PACE, UTC Aerospace making EFBs more efficient
Aerospace software provider PACE has teamed up with UTC Aerospace Systems, a unit of United Technologies Corp., to make fuel efficiency application Pacelab Flight Profile Optimizer available to pilots using iPads in the cockpit. PACE’s on-board software helps airlines achieve significant fuel savings but at present runs exclusively on Windows-based EFB systems with full aircraft connectivity.
August 4, 2015 By PACE
Pacelab Flight Profile Optimizer uses live aircraft and weather data to determine in real time the most cost-efficient flight trajectory for the remaining route to destination and alerts flight crews to their current cost-saving potential. This gives them a clear understanding of the economic impact of their en-route actions and enables them to proactively seek ways of minimizing trip cost.
Pacelab Flight Profile Optimizer requires a reading connection to the relevant aircraft systems, which iPads do not directly provide but which can be established via UTC Aerospace Systems’ tablet interface module, or ‘TIM’. TIM lets pilots connect their mobile devices, both wired and wirelessly, to various aircraft systems including a powerful Windows device. The aircraft system data access is made by connecting the TIM with the UTC Aerospace Systems’ aircraft interface device (AID).
Commenting on the upcoming iPad solution, PACE managing partner Oliver Kranz said: “The UTC Aerospace Systems hardware solution allows connecting iPads to an aircraft’s avionics buses for the first time. This creates an exciting new market for sophisticated on-board applications, which we are happy to serve with our unique fuel efficiency capability. As a leading aerospace system integrator, UTC Aerospace Systems is a perfect fit for us.”

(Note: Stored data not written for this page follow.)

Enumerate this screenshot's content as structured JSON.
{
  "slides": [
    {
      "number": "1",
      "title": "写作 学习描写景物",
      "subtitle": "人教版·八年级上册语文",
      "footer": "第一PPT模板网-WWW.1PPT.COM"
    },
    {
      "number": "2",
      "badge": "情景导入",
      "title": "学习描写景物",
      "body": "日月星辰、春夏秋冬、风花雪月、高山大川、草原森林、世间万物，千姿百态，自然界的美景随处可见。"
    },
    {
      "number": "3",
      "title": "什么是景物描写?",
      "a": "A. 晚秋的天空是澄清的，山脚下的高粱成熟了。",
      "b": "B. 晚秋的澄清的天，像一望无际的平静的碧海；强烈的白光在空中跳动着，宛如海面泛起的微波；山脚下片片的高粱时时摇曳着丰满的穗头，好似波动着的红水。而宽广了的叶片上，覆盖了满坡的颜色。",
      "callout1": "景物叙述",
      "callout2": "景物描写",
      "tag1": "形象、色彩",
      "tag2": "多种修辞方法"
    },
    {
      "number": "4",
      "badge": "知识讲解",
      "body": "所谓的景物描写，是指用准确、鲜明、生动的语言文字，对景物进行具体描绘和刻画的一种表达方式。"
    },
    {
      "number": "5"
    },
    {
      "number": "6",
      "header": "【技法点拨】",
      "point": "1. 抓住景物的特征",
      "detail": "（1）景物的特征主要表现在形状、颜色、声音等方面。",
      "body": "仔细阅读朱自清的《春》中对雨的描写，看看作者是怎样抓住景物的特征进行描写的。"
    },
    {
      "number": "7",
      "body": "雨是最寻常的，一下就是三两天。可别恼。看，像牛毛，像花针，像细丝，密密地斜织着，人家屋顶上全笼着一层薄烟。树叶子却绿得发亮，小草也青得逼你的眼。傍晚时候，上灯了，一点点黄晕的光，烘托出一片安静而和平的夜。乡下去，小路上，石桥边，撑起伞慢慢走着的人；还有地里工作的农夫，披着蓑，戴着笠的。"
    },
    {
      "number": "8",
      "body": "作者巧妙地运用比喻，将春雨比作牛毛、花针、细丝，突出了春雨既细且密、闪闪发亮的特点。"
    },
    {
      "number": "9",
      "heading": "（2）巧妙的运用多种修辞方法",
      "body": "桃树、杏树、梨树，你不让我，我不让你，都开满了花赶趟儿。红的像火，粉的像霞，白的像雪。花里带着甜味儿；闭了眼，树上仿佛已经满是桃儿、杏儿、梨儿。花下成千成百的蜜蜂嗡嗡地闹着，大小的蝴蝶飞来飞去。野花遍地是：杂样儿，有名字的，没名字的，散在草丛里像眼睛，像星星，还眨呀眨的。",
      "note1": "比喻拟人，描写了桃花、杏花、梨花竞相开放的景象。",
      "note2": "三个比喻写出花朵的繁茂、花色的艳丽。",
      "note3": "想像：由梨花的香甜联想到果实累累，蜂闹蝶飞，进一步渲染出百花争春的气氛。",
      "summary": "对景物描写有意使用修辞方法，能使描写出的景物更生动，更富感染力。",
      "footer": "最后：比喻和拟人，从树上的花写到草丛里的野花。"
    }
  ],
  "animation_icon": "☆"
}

The partnership will also provide added value for prospective buyers of UTC Aerospace Systems hardware solutions and makes for a compelling sales argument, as William Baumgarten, business development manager with UTC Aerospace Systems’ aircraft data management team, explains: “Airlines operate on thin profit margins and must carefully weigh costs and benefits. An application designed to save them fuel and money can certainly tip the balance in favor of an investment.”